Zerologon (formally: CVE-2020-1472) is a critical vulnerability in Microsoft's authentication protocol Netlogon, as implemented in some versions of Microsoft Windows and Samba.^[1]

Severity

Zerologon has a score of 10 under the Common Vulnerability Scoring System.^[2][3] It allows attackers to access all valid usernames and passwords in each Microsoft network that they breached.^[4][5] This in turn allows them to access additional credentials necessary to assume the privileges of any legitimate user of the network, which in turn can let them compromise Microsoft 365 email accounts.^[4][5]

Unusually, Zerologon was the subject of an emergency directive from the United States Cybersecurity and Infrastructure Security Agency.^[6]

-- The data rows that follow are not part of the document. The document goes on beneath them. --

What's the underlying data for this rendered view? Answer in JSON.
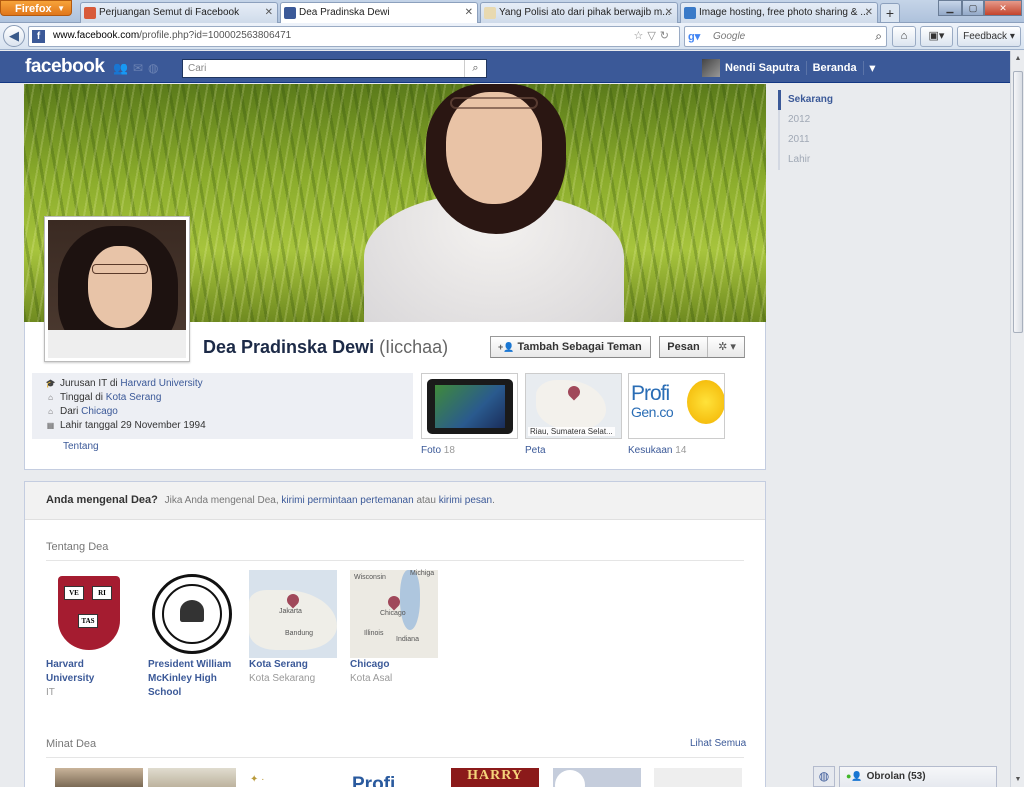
{
  "browser": {
    "app_button": "Firefox",
    "tabs": [
      {
        "title": "Perjuangan Semut di Facebook",
        "active": false
      },
      {
        "title": "Dea Pradinska Dewi",
        "active": true
      },
      {
        "title": "Yang Polisi ato dari pihak berwajib m...",
        "active": false
      },
      {
        "title": "Image hosting, free photo sharing & ...",
        "active": false
      }
    ],
    "new_tab": "+",
    "url_host": "www.facebook.com",
    "url_path": "/profile.php?id=100002563806471",
    "search_placeholder": "Google",
    "feedback_label": "Feedback"
  },
  "fb": {
    "logo": "facebook",
    "search_placeholder": "Cari",
    "user_name": "Nendi Saputra",
    "home_label": "Beranda"
  },
  "timeline_nav": [
    "Sekarang",
    "2012",
    "2011",
    "Lahir"
  ],
  "profile": {
    "name": "Dea Pradinska Dewi",
    "alt_name": "(Iicchaa)",
    "add_friend_label": "Tambah Sebagai Teman",
    "message_label": "Pesan",
    "info": {
      "study_prefix": "Jurusan IT di ",
      "study_link": "Harvard University",
      "lives_prefix": "Tinggal di ",
      "lives_link": "Kota Serang",
      "from_prefix": "Dari ",
      "from_link": "Chicago",
      "born": "Lahir tanggal 29 November 1994"
    },
    "about_link": "Tentang",
    "tiles": {
      "photos_label": "Foto",
      "photos_count": "18",
      "map_label": "Peta",
      "map_caption": "Riau, Sumatera Selat...",
      "likes_label": "Kesukaan",
      "likes_count": "14",
      "likes_logo_1": "Profi",
      "likes_logo_2": "Gen.co"
    }
  },
  "know": {
    "question": "Anda mengenal Dea?",
    "text_1": "Jika Anda mengenal Dea, ",
    "link_1": "kirimi permintaan pertemanan",
    "text_2": " atau ",
    "link_2": "kirimi pesan",
    "text_3": "."
  },
  "about_section": {
    "title": "Tentang Dea",
    "items": [
      {
        "title": "Harvard University",
        "sub": "IT"
      },
      {
        "title": "President William McKinley High School",
        "sub": ""
      },
      {
        "title": "Kota Serang",
        "sub": "Kota Sekarang"
      },
      {
        "title": "Chicago",
        "sub": "Kota Asal"
      }
    ],
    "harvard_shield": [
      "VE",
      "RI",
      "TAS"
    ],
    "map1_labels": [
      "Jakarta",
      "Bandung"
    ],
    "map2_labels": [
      "Wisconsin",
      "Michiga",
      "Chicago",
      "Illinois",
      "Indiana"
    ]
  },
  "interests": {
    "title": "Minat Dea",
    "see_all": "Lihat Semua",
    "thumb_texts": [
      "HARRY",
      "Profi"
    ]
  },
  "chat": {
    "label": "Obrolan (53)"
  }
}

In 2020, Zerologon started to be used in global attacks against the automotive, engineering and pharmaceutical industry.^[7] Zerologon was also used to hack the Municipal wireless network of Austin, Texas.^[4]

See also

• 2020 United States federal government data breach

References

1. "This Week In Security: Too Little Too Late, And Other Stories". Hackaday. 2020-10-23. Retrieved 2021-01-13.
2. "What is Zerologon?". Trend Micro. 2020-09-18. Retrieved 2021-01-13.
3. "New Windows exploit lets you instantly become admin. Have you patched?". Ars Technica. 2020-09-14. Retrieved 2021-01-13.
4. Hvistendahl, Mara; Lee, Micah; Smith, Jordan (December 17, 2020). "Russian Hackers Have Been Inside Austin City Network for Months". The Intercept. Archived from the original on December 17, 2020. Retrieved December 18, 2020.
5. "CISA orders agencies to quickly patch critical Netlogon bug". CyberScoop. September 21, 2020. Archived from the original on October 30, 2020. Retrieved December 18, 2020.
6. "Microsoft: Attackers Exploiting 'ZeroLogon' Windows Flaw". Krebs on Security. 24 September 2020. Retrieved 2021-01-13.
7. Osborne, Charlie (2020-11-18). "Hacking group exploits ZeroLogon in automotive, industrial attack wave". ZDNet. Retrieved 2021-01-13.